No. Acrylic nails are not harmful to humans as long as you dont EAT them!!! And once cured, they do not dissolve in water. :roll: Your acrylic tank isnt harmful to your fish right? lol


----------



## sirdavidofdiscus (Dec 8, 2006)

I didn't say the nails themselves I asked about the adhesives used to attach the nails and the nail polish. These are both pretty harmful when wet, but cured and start flaking off in the aquarium How dangerous are they? I don't know about your fish but almost every fish I've got will at least taste anything it can fit in its mouth. So items that are not harmful to humans to put on outside of the body doesn't mean you can eat it.


----------



## beachtan (Sep 25, 2008)

sirdavidofdiscus said:


> I didn't say the nails themselves I asked about the adhesives used to attach the nails and the nail polish. These are both pretty harmful when wet, but cured and start flaking off in the aquarium How dangerous are they? I don't know about your fish but almost every fish I've got will at least taste anything it can fit in its mouth. So items that are not harmful to humans to put on outside of the body doesn't mean you can eat it.

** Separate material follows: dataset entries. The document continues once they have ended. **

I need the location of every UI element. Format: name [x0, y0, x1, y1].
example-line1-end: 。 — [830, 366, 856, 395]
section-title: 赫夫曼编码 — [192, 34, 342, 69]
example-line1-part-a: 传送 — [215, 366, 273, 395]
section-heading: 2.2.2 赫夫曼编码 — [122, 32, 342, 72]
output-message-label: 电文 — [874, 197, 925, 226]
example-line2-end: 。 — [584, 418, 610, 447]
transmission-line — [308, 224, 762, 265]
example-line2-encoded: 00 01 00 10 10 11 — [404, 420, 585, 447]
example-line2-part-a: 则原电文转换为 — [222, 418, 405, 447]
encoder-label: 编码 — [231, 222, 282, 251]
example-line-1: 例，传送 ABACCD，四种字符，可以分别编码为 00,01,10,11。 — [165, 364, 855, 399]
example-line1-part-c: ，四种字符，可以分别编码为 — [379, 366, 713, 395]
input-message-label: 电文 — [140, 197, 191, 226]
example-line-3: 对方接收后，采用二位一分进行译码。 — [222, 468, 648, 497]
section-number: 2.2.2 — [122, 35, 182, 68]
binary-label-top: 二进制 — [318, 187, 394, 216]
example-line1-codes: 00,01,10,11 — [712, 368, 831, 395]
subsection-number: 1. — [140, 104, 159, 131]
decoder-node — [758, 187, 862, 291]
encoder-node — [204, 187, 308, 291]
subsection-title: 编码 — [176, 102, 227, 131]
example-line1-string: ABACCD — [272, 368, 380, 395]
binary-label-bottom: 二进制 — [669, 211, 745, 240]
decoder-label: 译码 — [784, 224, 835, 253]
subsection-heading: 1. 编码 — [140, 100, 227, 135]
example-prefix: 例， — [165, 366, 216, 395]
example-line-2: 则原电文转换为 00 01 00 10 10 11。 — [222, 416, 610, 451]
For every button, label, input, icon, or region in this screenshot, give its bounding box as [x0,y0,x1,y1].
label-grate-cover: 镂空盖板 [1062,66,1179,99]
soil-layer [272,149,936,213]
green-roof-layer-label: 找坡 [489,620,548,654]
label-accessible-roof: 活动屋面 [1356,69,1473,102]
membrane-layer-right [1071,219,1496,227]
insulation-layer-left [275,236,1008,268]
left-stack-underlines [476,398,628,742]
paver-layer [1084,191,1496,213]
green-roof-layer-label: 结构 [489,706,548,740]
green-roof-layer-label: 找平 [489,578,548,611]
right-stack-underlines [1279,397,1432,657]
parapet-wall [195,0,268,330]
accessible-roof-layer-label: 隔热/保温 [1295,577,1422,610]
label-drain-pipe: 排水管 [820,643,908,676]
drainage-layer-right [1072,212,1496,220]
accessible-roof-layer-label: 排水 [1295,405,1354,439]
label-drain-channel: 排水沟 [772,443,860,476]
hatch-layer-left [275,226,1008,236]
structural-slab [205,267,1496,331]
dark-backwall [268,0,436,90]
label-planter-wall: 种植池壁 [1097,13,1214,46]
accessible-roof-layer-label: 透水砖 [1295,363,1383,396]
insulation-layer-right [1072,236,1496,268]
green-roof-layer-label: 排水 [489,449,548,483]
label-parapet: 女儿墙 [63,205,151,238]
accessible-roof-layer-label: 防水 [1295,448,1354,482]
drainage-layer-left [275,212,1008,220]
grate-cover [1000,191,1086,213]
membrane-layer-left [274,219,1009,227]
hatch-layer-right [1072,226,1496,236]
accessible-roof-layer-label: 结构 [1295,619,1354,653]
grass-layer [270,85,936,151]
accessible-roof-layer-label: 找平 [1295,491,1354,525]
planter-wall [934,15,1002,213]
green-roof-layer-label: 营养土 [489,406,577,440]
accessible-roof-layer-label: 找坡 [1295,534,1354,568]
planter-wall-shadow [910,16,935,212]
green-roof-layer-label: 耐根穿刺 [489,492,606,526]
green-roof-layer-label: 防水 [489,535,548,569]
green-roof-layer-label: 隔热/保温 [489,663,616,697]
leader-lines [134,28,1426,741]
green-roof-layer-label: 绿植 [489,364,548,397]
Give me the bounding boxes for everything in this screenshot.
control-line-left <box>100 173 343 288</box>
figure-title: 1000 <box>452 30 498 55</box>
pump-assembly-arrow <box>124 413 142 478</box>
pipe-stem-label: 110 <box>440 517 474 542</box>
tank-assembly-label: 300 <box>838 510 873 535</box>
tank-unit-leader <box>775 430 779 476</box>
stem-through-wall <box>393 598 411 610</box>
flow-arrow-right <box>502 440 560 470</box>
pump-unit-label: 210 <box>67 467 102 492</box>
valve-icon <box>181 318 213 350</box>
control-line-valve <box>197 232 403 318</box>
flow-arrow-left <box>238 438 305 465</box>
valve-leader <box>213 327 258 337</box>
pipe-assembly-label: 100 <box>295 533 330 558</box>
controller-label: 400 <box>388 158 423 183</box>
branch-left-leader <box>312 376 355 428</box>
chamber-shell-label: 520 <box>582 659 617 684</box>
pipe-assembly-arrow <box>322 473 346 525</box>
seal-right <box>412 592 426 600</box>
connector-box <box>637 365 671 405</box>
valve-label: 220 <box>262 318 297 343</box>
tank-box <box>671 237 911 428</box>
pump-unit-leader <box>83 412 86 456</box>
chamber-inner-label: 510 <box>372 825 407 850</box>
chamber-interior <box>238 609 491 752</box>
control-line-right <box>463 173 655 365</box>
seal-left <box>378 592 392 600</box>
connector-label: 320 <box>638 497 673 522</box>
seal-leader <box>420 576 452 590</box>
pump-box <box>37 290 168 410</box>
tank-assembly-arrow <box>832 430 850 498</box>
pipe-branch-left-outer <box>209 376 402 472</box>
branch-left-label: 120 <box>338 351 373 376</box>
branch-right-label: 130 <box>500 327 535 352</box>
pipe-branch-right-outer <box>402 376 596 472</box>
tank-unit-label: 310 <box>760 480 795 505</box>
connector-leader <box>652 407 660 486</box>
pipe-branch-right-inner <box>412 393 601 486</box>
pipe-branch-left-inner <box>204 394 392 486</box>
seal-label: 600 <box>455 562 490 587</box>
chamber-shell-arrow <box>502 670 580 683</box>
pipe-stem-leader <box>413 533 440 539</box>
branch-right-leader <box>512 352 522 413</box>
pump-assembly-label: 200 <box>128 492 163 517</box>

I'm not sure why you are questioning this but if you really wanna know... acrylic nails are not "press-ons" held on with adhesive. Acrylic nails are a wet acrylic liquid painted over your regular nail and it hardens rather quickly and is filed into the correct shape. Have you ever had to repair an acrylic tank? The acrylic is a liquid that comes in a tube and hardens to a non water- soluble plastic. There is nothing to leach into the tank. There is no "adhesive" to attach nail polish to a nail. Its just enamel paint - you can paint things and place them in your aquarium as well. Polish does not "flake off" acrylic nails; it basically grows out and you go for periodic fills and they re-polish the whole nail. So just relax - my fish are fine. Geesh!! lol I need some ladies to help me out here!!! 

I'm not gonna talk on this any further. This is a kinda random tangeant for a fish forum!!! plus I have to be up early tomorrow for my nail appointment :lol:


----------